For yours truly, it almost feels like the calm before the epic storm. Black Friday coverage looms large, but before that so does an avalanche of earnings and outlooks from the retail sector. Briefly, here is what I expect from a sector that, theoretically, should be thriving amid plunging gas prices and more job creation (it's not...):
Third quarter: Minimal operating margin expansion from best-in-class operators and surprisingly disappointing margin erosion for the laggards.
The material profit warnings from teen apparel retailer Abercrombie & Fitch (ANF), and womenswear purveyor Ann (ANN), on Friday hint at bad news from Aeropostale (ARO), American Eagle Outfitters (AEO), and even Macy's (M). I have no idea how Gap (GPS) raised its guidance given the promotional activity going on at its stores over the past two months.
Holiday-quarter earnings guidance: Notably below consensus (a consensus that has started to trend down).
The caution on the part of retail/consumer executives in recent weeks has irked me; readings on consumer spending and borrowing have been OK, so where is all of the activity in the malls, off malls, and online stores? Quite weird, indeed.
Look for profit warnings to further weigh on shares in the sector.
Should things occur as I see it now, then an investor could entertain bottom fishing based on this logic:
- Another absurdly cold winter (read the latest news reports) sparks impulse buying of cold weather gear. Potential winner: V.F. Corp. (VFC), which owns North Face and is experiencing a resurgence in the Timberland brand.

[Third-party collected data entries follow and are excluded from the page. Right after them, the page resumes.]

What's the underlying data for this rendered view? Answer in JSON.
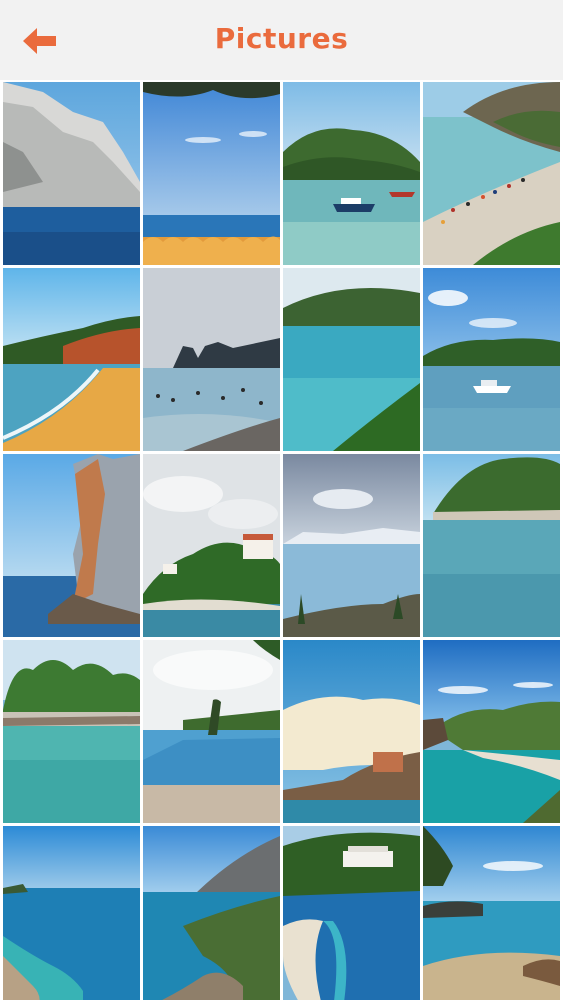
{
  "header": {
    "title": "Pictures",
    "back_icon": "back-arrow-icon"
  },
  "colors": {
    "accent": "#ea6b3d",
    "header_bg": "#f2f2f2"
  },
  "gallery": {
    "columns": 4,
    "rows": 5,
    "photos": [
      "white-cliff-sea-photo",
      "beach-umbrellas-photo",
      "boat-bay-photo",
      "crowded-beach-photo",
      "golden-beach-cliff-photo",
      "swimmers-rock-arch-photo",
      "turquoise-bay-photo",
      "harbor-boat-photo",
      "tall-sea-rock-photo",
      "island-village-photo",
      "cloudy-sea-view-photo",
      "forested-headland-photo",
      "pine-beach-loungers-photo",
      "infinity-pool-photo",
      "hilltop-town-sky-photo",
      "green-cape-cove-photo",
      "turquoise-coastline-photo",
      "mountain-coast-photo",
      "hotel-bay-beach-photo",
      "rocky-shore-tree-photo"
    ]
  }
}
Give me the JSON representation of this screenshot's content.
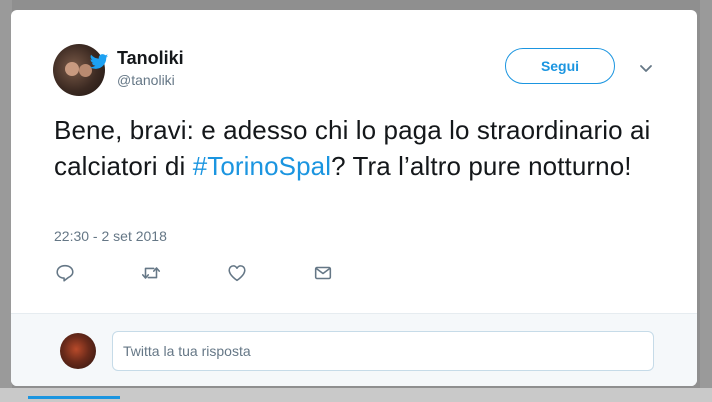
{
  "tweet": {
    "author_name": "Tanoliki",
    "author_handle": "@tanoliki",
    "follow_label": "Segui",
    "text_before": "Bene, bravi: e adesso chi lo paga lo straordinario ai calciatori di ",
    "hashtag": "#TorinoSpal",
    "text_after": "? Tra l’altro pure notturno!",
    "timestamp": "22:30 - 2 set 2018"
  },
  "reply": {
    "placeholder": "Twitta la tua risposta"
  },
  "icons": {
    "bird_badge": "twitter-bird-icon",
    "caret": "chevron-down-icon",
    "reply": "reply-icon",
    "retweet": "retweet-icon",
    "like": "heart-icon",
    "dm": "envelope-icon"
  },
  "colors": {
    "accent": "#1b95e0",
    "text": "#14171a",
    "muted": "#657786"
  }
}
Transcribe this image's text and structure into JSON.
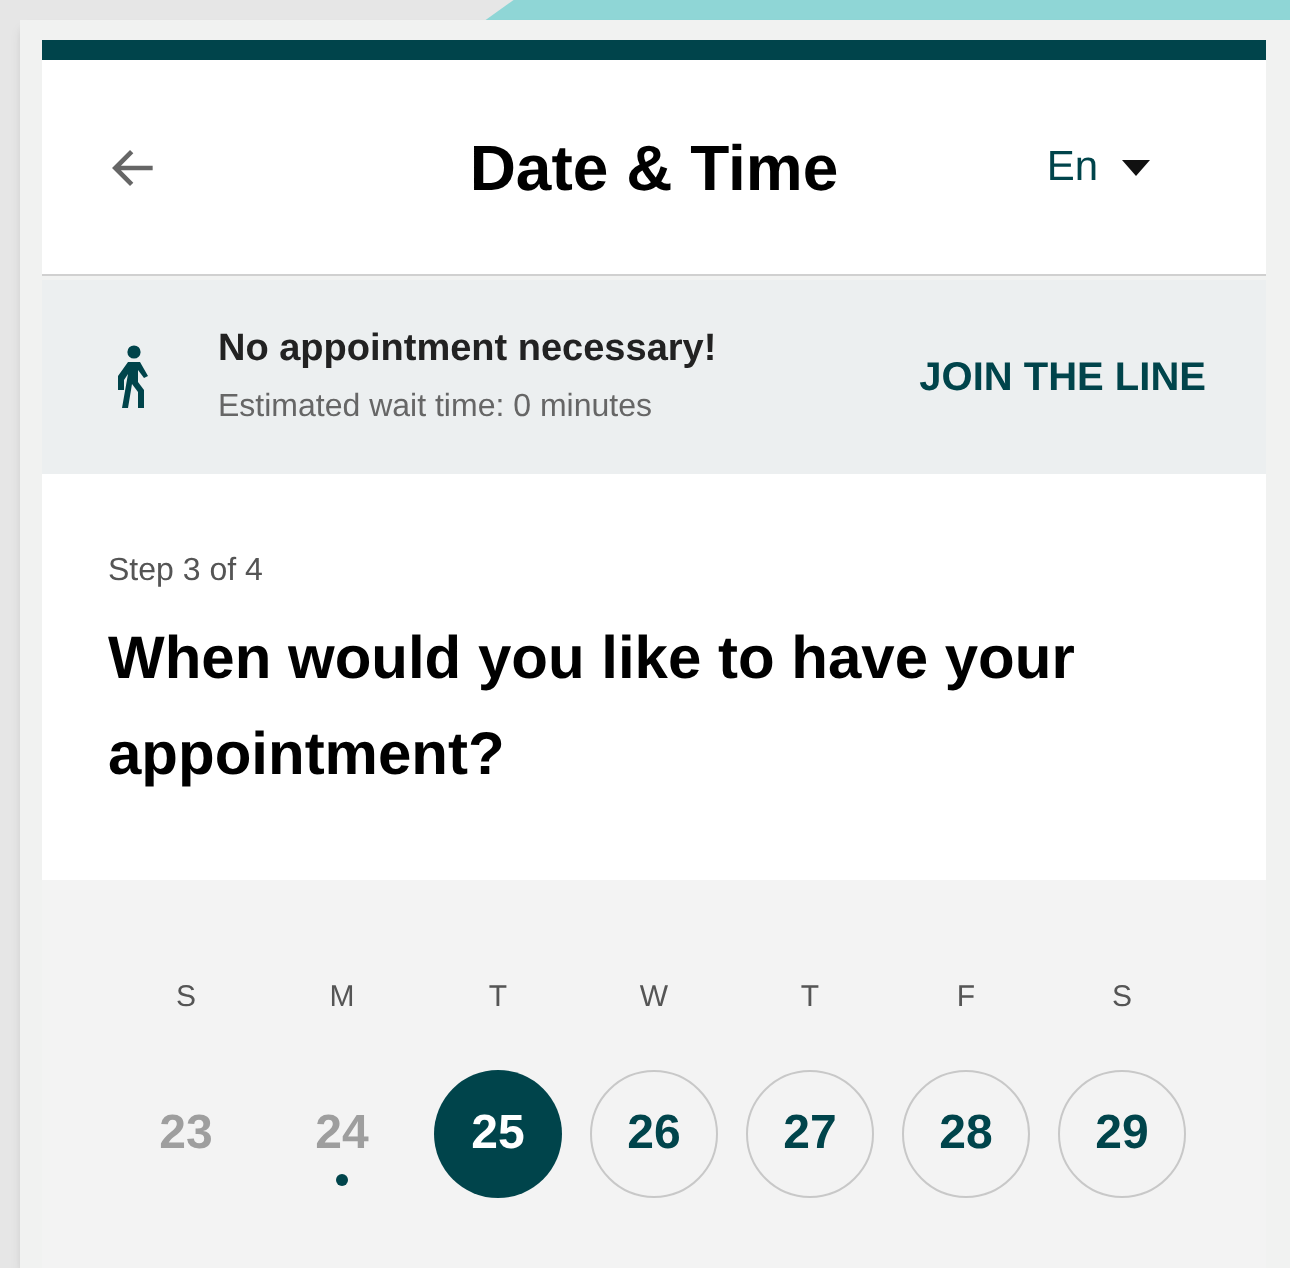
{
  "header": {
    "title": "Date & Time",
    "language": "En"
  },
  "banner": {
    "title": "No appointment necessary!",
    "subtitle": "Estimated wait time: 0 minutes",
    "action": "JOIN THE LINE"
  },
  "step": "Step 3 of 4",
  "question": "When would you like to have your appointment?",
  "calendar": {
    "weekdays": [
      "S",
      "M",
      "T",
      "W",
      "T",
      "F",
      "S"
    ],
    "days": [
      {
        "label": "23",
        "disabled": true,
        "selected": false,
        "today": false
      },
      {
        "label": "24",
        "disabled": true,
        "selected": false,
        "today": true
      },
      {
        "label": "25",
        "disabled": false,
        "selected": true,
        "today": false
      },
      {
        "label": "26",
        "disabled": false,
        "selected": false,
        "today": false
      },
      {
        "label": "27",
        "disabled": false,
        "selected": false,
        "today": false
      },
      {
        "label": "28",
        "disabled": false,
        "selected": false,
        "today": false
      },
      {
        "label": "29",
        "disabled": false,
        "selected": false,
        "today": false
      }
    ]
  }
}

- News in January from the sector would then likely be above consensus forecasts (sales and earnings per share) that were marked down today.
- News of exec changes and buyouts surface early on in 2015. There is likely to be deal news involving private equity in the first half of next year, possibly in specialty apparel. I also believe activists are planning to target big-box retailers, which are pouring money into infrastructure with limited returns to show for it thus far. Don't rule out Wal-Mart (WMT) being an activist target, especially as Target (TGT) is announcing store closures and Sears (SHLD) is converting into a real estate investment trust.
That said, this week is being billed as a quiet one. If I have learned anything in this bushiness it's that weeks deemed quiet usually turn out to be the complete opposite. Here is where I am focused:
Walmart: The world's largest retailer reports third-quarter earnings on Thursday morning. I anticipate Walmart U.S. had same-store sales in the quarter toward the low end of guidance, and that the company will warn on the holiday quarter. The warning last week from General Mills (GIS) reaffirmed my view of Walmart's potential lackluster news this Thursday. I also have not been a fan of elevated promotional activity throughout the sales floor at Target; it reeks of a below-plan quarter due to cautious consumer spending by "Moms of America." Any warning from Walmart is likely to pressure shares of Best Buy (BBY) (which is price matching Walmart and Amazon now), Electronic Arts (EA), Activision Blizzard (ATVI), Hasbro (HAS), and Mattel (MAT).
Fed officials: Assorted Federal Reserve folks will be making the public speaking rounds this week, headlined by Vice Chairman Stanley Fischer. It will be particularly interesting to see if they are a teensy bit more hawkish following the mediocre October employment report. Any tone along the lines of a hawk may spook the market -- the thesis being that mediocre growth is joining hands with a Fed on a path to raise rates in mid-to-late 2015. Be advised, however, that Fed Chair Janet Yellen did sound rather dovish this weekend in a speech.
Read her remarks, it's worth the effort this morning.